Rheumatoid arthritis

Research finds wide variation in approach to peri-operative bDMARDs


New research has uncovered “considerable variation” in how rheumatologists and orthopaedic surgeons approach the management of biological disease modifying anti-rheumatic drugs (bDMARDs) in patients due to undergo orthopaedic surgery.

In a paper published in Rheumatology Advances in Practice, UK researchers led by Dr Bernard van Duren, from the Leeds Institute of Rheumatic and Musculoskeletal Medicine, noted that up to 44% of patients with rheumatoid arthritis undergoing a joint replacement are taking bDMARDs and are therefore at higher risk of infection.

As the consequences of infected metalwork are potentially serious, clinicians can “err on the side of caution, often withholding bDMARDs peri-operatively as a blanket rule for all patients,” but this “often precipitates disease flares, which can significantly hinder post-operative recovery,” they said.

According to guidelines from the British Society of Rheumatology, surgery in RA patients should be undertaken in the week after a scheduled bDMARD dose, though there is an absence of definite evidence to support this. The authors also highlighted that “no randomised control trials have addressed whether bDMARDs should be stopped or continued peri-operatively.”

A national survey of consultant rheumatologists and orthopaedic surgeons was undertaken to assess how patients on bDMARDS are currently managed during the perioperative period. Completed questionnaires were received from 68 rheumatologists and 106 surgeons.

The results showed that up to a third of respondents continued bDMARDs at the time of operations involving metalwork insertion, such as joint replacements.

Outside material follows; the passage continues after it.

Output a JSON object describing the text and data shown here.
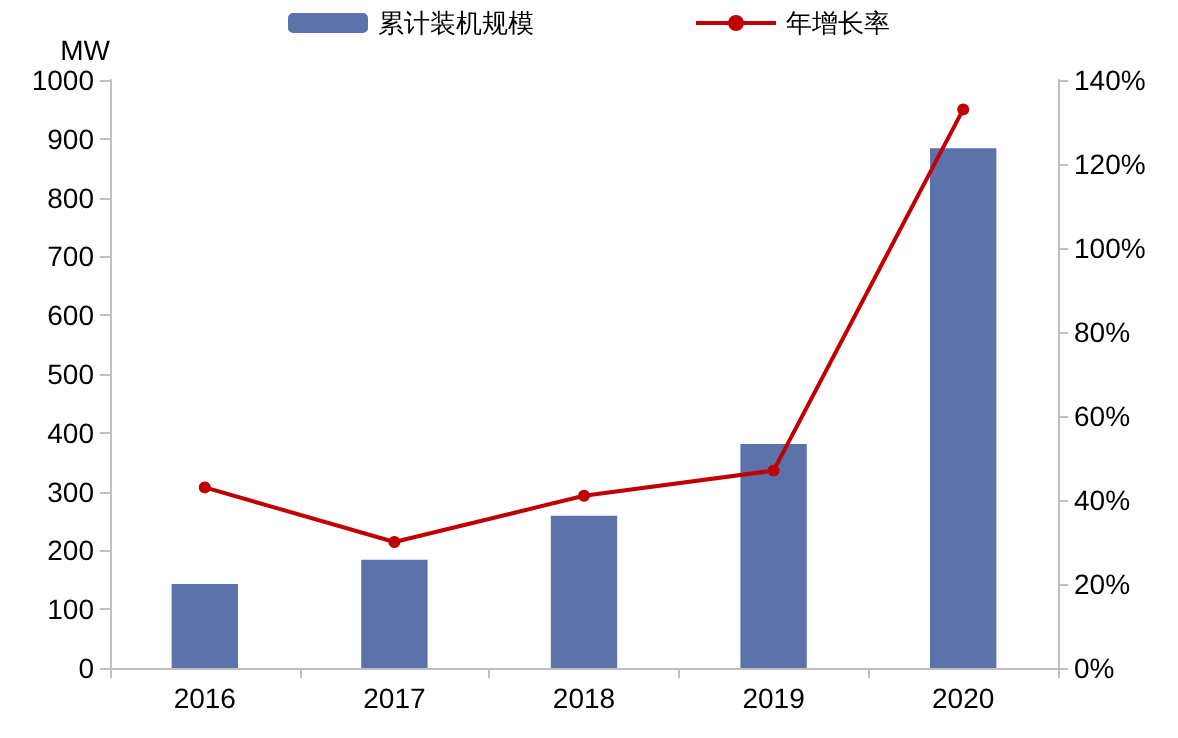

Rheumatologists more frequently recommended continuing bDMARDs for soft tissue procedures than surgeons (73% versus 45%, respectively), but the proportions were more similar when considering procedures involving metalwork (33% versus 31%) or joint replacement (27% versus 30%).

Interestingly, while the majority of rheumatologists (59%) claimed responsibility for deciding whether or not to stop treatment with bDMARDs peri-operatively, just 21% of surgeons concurred. In the same vein, 24% of surgeons said this decision was made by a surgeon as opposed to 1% of the rheumatologists, while 35% and 58%, respectively, said it was a joint decision.

There was also a difference between the two groups in the guidelines being followed; 79% of rheumatologists said they follow current BSR guidelines compared to 39% of the orthopaedic surgeons.

The authors also noted that when patients were informed that the risk of infection was thought to be around 3%-7% in people taking a bDMARD, they would accept this risk “to prioritise the prevention of flares”. They were also willing to take part in clinical trials to better determine the right path with regards to bDMARDs in the peri-operative setting.

“Current guidelines are not based on trial evidence; our survey data suggests a strong appetite for multi-centre RCTs in this area from patients, rheumatologists and orthopaedic surgeons alike,” the authors concluded.